It’s been nine long years since the last of Sheriff Woody's adventures premiered, and it’s okay if you’ve forgotten about what happened in Toy Story 3 (or you simply chose not to rewatch the movie for fear of bawling your eyes out again). But, as Toy Story 4 hits theaters you’ve got to remember how the toys got to where they are right now, who is and isn’t still being played with, and why they’ve got a brand new adorable owner, or the first 20 minutes of the new movie might be a little confusing.
The first two Toy Story movies covered Andy’s time with Sheriff Woody (Tom Hanks) and Buzz Lightyear (Tim Allen). The first movie covered Buzz learning that he wasn’t a space ranger; the second movie focused on Woody choosing not to go off and become a collectible. By the time we make it to Toy Story 3, the toys have settled into a routine in Andy’s room but their kid (Toy Story-speak for owner) is growing up. The movie opens with 17-year-old Andy on the very of heading off to college and like most college-aged kids, he’s not going to bring his toys along to his dorm room.
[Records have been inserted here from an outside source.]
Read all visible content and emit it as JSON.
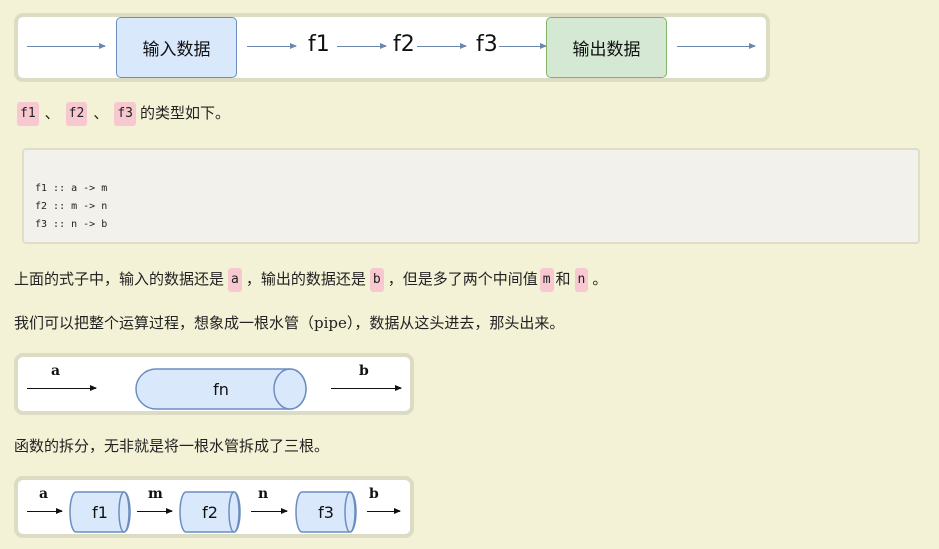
{
  "diagram1": {
    "input_label": "输入数据",
    "output_label": "输出数据",
    "functions": [
      "f1",
      "f2",
      "f3"
    ]
  },
  "sentence1": {
    "codes": [
      "f1",
      "f2",
      "f3"
    ],
    "sep": "、",
    "tail": "的类型如下。"
  },
  "code_block": {
    "lines": [
      "f1 :: a -> m",
      "f2 :: m -> n",
      "f3 :: n -> b"
    ]
  },
  "sentence2": {
    "part1": "上面的式子中，输入的数据还是",
    "code_a": "a",
    "part2": "，输出的数据还是",
    "code_b": "b",
    "part3": "，但是多了两个中间值",
    "code_m": "m",
    "part4": "和",
    "code_n": "n",
    "part5": "。"
  },
  "sentence3": "我们可以把整个运算过程，想象成一根水管（pipe），数据从这头进去，那头出来。",
  "diagram2": {
    "input": "a",
    "output": "b",
    "pipe": "fn"
  },
  "sentence4": "函数的拆分，无非就是将一根水管拆成了三根。",
  "diagram3": {
    "labels": [
      "a",
      "m",
      "n",
      "b"
    ],
    "pipes": [
      "f1",
      "f2",
      "f3"
    ]
  },
  "colors": {
    "background": "#f4f2d6",
    "code_highlight": "#f7c8d0",
    "input_box": "#dae8fc",
    "output_box": "#d5e8d4",
    "pipe_fill": "#dae8fc",
    "pipe_stroke": "#6c8ebf"
  }
}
Since Woody has always been Andy’s favorite toy, he decides to bring him with him and packs the other toys up to be stored away in the attic. This crew includes Buzz, Jessie (Joan Cusack), Bullseye, the Potato Heads (Don Rickles and Estelle Harris), Slinky (Blake Clark), Rex (Wallace Shawn), Hamm (John Ratzenberger), and three-eyed aliens; in passing it’s mentioned that Andy’s sister, Molly, no longer has her Bo Peep lamp housing Bo Peep (Annie Potts), Woody’s toy love. The toys are less than pleased to be thrown into a trash bag and believe that they’re actually being thrown out as trash. Though Woody tries to reassure them that they’re just going up to the attic, it’s no use. When Andy’s mom then mistakenly takes the trash bag as a bag of donations, complete panic sets in for the toys.
Thankfully, Andy’s mom is just bringing them to a nearby daycare, Sunnyside, which is a beacon of hope for the toys. They meet the overly friendly Lots-O'-Huggin' Bear (Ned Beatty) who show them around. That’s when Barbie (voice of Ariel in The Little Mermaid, Jodi Benson) meets her counterpart Ken (Michael Keaton), and well, the rest is history.
Woody’s distraught about being left behind (typical Woody) and is then accidentally taken home by one of the preschoolers there, Bonnie. Bonnie’s room is a new safe haven for Woody, as her toys explain that she loves playtime. While there, Woody also meets a clown named Chuckles (Pixar animation legend Bud Luckey) who explains that once upon a time, he was living with Lotso and Big Baby with a kid named Daisy. After the toys were accidentally lost on a trip, Daisy replaced Lotso. When Lotso finally made it home to Daisy he learned he had been replaced, telling Big Baby they had all been replaced.
Back at Sunnyside, the toys are slowly growing to hate their new home because the preschools are playing really rough with them. Buzz tries to get Lotso to move them to another room but Lotso resets the space ranger, returning him to his factory settings and wiping his memory. Trying to undo this, the rest of the toys accidentally reset Buzz to “Spanish mode.”
After Bonnie brings Woody back to Sunnyside, he tries to rally the rest of the toys and get them out of there. He learns that the only way out is through the trash, but Lotso foils this plan. Even though Big Baby intervenes and tries to save the toys, throwing Lotso into the trash, he’s able to get out. He sends Woody, Buzz and everyone else down a trash chute to an incinerator and they all brace for the worst.
The toys, realizing their fate, head towards the fire holding hands. This is maybe where you completely blacked out in the movie because you were crying so hard, thinking about the possibility of having to watch these childhood toys perish before your eyes. Thankfully, a few little green aliens find a claw (GET IT?) and are able to rescue the toys before they’re destroyed. Lotso, meanwhile, is found by a garbage man and strapped to the front of his truck.
Free from the trash, the toys catch a ride on a different dumpster and make their way back to Andy’s house. Woody then writes a note to Andy (uh, can he do that?) which convinces him to give his toys to Bonnie. He goes along with this plan and brings a big box over to her, introducing Bonnie to each toy, one by one.
As a reminder, this is Bonnie:
Woody is also in this box, and Andy appears reluctant to hand the Sheriff to her. But Bonnie calls him “My cowboy!” and with that Andy realizes it’s time for him to go off to a new home, too. After spending the afternoon playing with Bonnie, Andy heads off to college as Woody and Buzz watch him drive away.
Yes, this does seem like a pretty clear cut ending to the Toy Story saga, but what about the toys' new life with Bonnie? That’s where Toy Story 4 comes into play because clearly, the toys have a little bit more juice in their batteries for another adventure.